O Hamas anunciou a entrega do controle governamental da Faixa de Gaza ao Comitê Nacional Palestino, em alinhamento com o plano de pós-guerra proposto pelo presidente americano, Donald Trump. A Organização das Nações Unidas avaliou a medida como um possível avanço no processo de paz, mas Israel manifestou ceticismo, acusando o grupo de manobra para evitar a desmobilização militar.
O Comitê Nacional Palestino seria composto por técnicos sem vínculo com o Hamas ou outros grupos políticos, com a função de organizar a administração da Faixa de Gaza de maneira técnica. Contudo, o analista Lourival Sant’Anna apontou que, na prática, o grupo deve manter o controle de suas armas e exercer poder sobre o território. Sant’Anna traçou um paralelo com o Líbano, alertando para um ciclo vicioso onde um grupo aceita a administração de outro, mas preserva o controle militar.

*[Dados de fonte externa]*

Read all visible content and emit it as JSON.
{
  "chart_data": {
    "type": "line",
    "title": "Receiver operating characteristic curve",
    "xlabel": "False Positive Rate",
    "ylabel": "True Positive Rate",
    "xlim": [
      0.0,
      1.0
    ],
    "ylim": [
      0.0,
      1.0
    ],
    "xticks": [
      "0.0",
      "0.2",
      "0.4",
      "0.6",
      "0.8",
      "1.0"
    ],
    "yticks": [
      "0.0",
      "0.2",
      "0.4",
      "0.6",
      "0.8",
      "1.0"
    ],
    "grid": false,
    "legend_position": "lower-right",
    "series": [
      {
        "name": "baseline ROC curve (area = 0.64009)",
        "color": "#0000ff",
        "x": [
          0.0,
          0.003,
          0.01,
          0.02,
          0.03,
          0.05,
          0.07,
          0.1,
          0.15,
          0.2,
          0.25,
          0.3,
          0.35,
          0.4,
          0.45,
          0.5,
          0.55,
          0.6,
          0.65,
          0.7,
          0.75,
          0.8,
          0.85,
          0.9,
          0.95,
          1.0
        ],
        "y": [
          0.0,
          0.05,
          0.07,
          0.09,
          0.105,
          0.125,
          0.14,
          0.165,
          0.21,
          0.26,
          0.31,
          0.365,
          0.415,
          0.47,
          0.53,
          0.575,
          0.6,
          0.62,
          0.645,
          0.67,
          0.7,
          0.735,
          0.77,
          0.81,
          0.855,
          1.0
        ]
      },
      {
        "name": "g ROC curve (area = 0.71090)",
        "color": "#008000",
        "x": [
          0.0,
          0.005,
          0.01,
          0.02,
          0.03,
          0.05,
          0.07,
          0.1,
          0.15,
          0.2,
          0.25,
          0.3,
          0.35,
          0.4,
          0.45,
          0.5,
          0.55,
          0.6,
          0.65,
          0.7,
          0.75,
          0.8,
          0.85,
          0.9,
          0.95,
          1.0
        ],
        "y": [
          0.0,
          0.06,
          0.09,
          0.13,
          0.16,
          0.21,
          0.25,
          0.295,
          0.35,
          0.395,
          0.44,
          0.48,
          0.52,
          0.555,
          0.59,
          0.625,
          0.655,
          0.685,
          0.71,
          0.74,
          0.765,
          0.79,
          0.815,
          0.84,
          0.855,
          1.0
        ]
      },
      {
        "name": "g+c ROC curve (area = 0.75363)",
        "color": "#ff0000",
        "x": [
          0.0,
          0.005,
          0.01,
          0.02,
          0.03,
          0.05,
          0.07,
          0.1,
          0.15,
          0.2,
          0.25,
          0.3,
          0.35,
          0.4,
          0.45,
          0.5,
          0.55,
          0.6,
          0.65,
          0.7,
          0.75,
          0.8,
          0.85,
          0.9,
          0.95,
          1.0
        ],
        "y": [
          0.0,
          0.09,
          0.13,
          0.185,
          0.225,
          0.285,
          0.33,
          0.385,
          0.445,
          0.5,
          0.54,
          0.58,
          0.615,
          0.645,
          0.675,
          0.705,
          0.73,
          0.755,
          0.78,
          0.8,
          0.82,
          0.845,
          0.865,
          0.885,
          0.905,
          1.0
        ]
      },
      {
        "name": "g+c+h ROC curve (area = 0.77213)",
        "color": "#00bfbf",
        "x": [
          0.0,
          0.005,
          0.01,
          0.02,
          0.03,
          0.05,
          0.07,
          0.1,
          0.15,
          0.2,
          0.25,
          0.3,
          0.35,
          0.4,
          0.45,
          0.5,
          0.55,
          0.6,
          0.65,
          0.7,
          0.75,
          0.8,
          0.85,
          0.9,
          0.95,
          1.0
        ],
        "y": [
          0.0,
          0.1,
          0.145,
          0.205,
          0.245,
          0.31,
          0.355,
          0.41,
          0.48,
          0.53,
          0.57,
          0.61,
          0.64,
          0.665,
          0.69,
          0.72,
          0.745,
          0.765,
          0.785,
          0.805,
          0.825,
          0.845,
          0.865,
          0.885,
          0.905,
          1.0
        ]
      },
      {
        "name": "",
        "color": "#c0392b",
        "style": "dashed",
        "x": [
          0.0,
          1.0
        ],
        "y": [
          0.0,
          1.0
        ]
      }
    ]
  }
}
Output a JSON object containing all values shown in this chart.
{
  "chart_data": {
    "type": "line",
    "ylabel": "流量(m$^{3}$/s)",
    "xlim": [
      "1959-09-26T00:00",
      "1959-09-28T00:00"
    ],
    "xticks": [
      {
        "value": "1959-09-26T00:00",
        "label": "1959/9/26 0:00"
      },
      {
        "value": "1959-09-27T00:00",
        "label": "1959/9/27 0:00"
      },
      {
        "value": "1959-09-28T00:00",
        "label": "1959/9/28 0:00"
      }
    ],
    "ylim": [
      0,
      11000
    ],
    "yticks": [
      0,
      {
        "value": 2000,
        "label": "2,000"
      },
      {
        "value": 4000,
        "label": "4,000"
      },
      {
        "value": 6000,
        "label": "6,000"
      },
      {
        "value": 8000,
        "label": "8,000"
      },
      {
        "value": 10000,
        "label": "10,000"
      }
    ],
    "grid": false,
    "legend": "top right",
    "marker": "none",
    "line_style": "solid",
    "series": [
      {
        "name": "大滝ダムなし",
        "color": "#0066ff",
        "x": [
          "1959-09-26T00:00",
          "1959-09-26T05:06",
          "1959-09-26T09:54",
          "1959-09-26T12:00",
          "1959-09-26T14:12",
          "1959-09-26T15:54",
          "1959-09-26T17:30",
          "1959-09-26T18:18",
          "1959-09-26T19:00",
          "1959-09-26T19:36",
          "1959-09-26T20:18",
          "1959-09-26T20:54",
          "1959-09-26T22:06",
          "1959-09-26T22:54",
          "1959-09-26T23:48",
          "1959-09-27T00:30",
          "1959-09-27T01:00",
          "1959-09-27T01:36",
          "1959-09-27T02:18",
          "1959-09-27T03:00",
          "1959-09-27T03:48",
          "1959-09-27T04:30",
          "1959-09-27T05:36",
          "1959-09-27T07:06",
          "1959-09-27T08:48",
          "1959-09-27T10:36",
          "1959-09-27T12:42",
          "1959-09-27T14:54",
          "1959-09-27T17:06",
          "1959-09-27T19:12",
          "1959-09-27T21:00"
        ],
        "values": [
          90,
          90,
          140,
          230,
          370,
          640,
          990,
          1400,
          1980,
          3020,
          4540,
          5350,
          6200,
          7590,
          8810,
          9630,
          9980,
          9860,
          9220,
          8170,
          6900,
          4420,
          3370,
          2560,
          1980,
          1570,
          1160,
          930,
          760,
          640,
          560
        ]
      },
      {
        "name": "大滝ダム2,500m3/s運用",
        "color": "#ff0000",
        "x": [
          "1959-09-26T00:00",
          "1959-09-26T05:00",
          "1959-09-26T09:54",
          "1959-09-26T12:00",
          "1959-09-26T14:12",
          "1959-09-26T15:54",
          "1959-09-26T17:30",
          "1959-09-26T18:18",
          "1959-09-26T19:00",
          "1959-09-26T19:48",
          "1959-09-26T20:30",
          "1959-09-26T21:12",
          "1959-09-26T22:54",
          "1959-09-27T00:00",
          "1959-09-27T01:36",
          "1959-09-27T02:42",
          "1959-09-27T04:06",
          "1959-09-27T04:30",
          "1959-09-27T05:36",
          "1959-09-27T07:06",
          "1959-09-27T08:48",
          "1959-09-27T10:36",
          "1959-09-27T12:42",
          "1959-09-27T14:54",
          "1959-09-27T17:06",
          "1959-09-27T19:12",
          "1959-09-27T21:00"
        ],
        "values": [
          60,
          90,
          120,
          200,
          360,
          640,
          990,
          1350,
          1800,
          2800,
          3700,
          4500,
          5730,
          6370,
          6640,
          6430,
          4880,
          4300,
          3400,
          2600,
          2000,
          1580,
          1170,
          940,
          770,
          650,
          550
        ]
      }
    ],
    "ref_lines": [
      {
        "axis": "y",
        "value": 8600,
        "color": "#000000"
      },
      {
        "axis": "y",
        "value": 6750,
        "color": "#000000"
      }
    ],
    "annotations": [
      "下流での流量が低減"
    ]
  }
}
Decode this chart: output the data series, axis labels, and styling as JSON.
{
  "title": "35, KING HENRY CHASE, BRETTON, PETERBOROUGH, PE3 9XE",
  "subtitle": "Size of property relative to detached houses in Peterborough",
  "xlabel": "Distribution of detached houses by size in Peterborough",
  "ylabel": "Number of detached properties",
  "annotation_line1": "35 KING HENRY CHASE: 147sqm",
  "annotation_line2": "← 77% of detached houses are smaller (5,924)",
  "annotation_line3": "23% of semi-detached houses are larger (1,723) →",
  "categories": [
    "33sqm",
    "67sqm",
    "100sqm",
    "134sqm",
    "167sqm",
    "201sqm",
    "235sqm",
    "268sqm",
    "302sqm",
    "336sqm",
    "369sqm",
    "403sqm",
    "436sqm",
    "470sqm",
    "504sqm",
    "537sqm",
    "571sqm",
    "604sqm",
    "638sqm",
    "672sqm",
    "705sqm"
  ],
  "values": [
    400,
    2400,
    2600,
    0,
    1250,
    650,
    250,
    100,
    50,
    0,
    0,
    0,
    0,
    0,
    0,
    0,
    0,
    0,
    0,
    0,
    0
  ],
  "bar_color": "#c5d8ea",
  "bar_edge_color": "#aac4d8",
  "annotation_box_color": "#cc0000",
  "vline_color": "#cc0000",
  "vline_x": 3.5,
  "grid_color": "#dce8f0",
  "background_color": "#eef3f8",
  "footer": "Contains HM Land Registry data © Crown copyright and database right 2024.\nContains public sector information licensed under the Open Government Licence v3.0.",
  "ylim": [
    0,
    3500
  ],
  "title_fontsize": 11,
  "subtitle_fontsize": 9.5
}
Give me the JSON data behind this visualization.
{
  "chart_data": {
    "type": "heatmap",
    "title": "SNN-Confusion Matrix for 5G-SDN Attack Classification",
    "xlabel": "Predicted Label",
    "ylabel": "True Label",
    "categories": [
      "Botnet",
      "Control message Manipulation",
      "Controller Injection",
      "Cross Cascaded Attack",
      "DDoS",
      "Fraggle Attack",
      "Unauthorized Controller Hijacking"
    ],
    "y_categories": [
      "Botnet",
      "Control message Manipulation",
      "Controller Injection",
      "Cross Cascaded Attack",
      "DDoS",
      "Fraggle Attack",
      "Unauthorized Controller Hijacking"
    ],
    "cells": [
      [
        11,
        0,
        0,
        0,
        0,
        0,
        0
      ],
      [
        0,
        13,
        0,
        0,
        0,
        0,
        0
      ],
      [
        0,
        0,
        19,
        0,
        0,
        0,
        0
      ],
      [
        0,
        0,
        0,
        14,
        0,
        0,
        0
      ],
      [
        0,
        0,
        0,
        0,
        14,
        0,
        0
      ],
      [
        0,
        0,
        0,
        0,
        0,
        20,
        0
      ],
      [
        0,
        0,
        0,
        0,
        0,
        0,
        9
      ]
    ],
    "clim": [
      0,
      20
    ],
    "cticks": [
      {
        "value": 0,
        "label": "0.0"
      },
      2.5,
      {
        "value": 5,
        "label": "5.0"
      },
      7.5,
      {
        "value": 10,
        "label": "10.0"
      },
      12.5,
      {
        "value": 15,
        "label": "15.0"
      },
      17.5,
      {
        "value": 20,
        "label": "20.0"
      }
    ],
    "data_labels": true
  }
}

As forças israelenses controlam cerca de 60% do território da Faixa de Gaza, e o primeiro-ministro israelense, Benjamin Netanyahu, declarou que não há planos para a retirada militar. Além disso, o Comitê Nacional para Administração de Gaza não conseguiu acessar a Faixa de Gaza, pois Israel impede a entrada dos tecnocratas designados.
Segundo Sant’Anna, o Hamas busca criar um fato consumado para pressionar os Estados Unidos a forçar Israel a permitir a entrada do Conselho de Administração e viabilizar a reconstrução. A situação humanitária permanece crítica, com mais de mil palestinos mortos desde o início da trégua, que o analista afirmou não estar sendo respeitada.